1. Open ..\MailArchiver\Core\Data\LogSettings.xml with notepad.
2. Change <MaxThreads>5</MaxThreads> to 2.
3. Change <BatchSize>100</BatchSize> to 50.
4. Save the file and restart the GFI MailArchiver Core service.
5. The issue should be resolved.

What to try – SQL databases

• Ensure that the GFI MailArchiver directory is excluded from real-time backup and/or virus scanning software.
• Ensure that GFI MailArchiver has a stable connection to Microsoft SQL server and that Microsoft SQL Server has enough resources to cope with the load.
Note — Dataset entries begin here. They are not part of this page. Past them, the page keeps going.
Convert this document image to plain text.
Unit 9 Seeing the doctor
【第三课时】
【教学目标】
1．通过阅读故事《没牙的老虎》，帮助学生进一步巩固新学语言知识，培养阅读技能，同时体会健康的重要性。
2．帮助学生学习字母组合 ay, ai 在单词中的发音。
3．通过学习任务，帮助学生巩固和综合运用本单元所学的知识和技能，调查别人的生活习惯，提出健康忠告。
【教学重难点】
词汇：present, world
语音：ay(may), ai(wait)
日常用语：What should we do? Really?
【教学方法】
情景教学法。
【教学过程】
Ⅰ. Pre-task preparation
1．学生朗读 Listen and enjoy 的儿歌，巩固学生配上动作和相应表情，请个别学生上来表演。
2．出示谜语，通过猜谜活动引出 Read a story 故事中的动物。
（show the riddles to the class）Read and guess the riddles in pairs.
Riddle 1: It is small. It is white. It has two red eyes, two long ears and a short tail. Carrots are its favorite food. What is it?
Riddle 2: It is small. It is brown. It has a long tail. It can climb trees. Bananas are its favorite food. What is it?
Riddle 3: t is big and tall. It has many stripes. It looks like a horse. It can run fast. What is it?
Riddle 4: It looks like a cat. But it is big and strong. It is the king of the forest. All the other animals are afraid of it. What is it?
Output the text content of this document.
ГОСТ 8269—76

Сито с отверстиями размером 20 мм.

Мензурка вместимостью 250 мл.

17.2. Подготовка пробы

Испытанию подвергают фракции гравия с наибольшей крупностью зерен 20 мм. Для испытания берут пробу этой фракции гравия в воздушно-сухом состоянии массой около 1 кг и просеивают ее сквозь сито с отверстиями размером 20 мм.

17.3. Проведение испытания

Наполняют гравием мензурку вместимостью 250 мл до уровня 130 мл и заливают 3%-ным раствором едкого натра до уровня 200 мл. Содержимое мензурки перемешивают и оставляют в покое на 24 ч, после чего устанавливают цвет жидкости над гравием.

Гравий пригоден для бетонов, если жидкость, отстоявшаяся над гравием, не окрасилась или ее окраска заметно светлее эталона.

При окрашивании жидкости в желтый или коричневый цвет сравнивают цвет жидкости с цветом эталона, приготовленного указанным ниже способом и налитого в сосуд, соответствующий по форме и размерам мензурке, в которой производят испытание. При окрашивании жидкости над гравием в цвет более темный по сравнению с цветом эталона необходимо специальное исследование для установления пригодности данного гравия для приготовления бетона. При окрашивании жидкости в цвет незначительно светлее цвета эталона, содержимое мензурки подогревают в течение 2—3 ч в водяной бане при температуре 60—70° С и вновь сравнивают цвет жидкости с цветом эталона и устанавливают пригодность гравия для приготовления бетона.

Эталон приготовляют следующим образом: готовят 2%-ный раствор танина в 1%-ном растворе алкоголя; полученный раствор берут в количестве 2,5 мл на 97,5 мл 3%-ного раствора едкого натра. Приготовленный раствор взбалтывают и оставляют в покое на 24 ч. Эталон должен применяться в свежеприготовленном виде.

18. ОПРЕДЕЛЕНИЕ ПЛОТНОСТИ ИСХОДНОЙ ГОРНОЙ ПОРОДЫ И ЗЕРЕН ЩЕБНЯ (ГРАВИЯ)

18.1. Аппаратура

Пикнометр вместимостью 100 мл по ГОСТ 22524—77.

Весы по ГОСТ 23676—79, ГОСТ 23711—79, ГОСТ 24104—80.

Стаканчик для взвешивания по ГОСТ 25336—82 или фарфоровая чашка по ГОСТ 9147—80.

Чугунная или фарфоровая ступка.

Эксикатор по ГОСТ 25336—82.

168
• Run a scan to check for hard disk errors.
• Run a disk defragmentation tool to defragment the hard disk that hosts the SQL databases.
• Run an integrity check on the problematic GFI MailArchiver database.
• Ensure that there is enough memory and hard disk space to cater for the load.
• Ensure that the timeout values from SQL Server itself (including connection timeout) are set to a high value (not the default of 2 minutes).
• Ensure that the autogrow of the DATA and TRANSACTION LOG are set to a fixed size (not percentage) and ensure that the database has enough space to grow automatically.
• Stop any other applications from making use of the SQL Server, so that GFI MailArchiver is the only one making use of it, and check if the problem persists.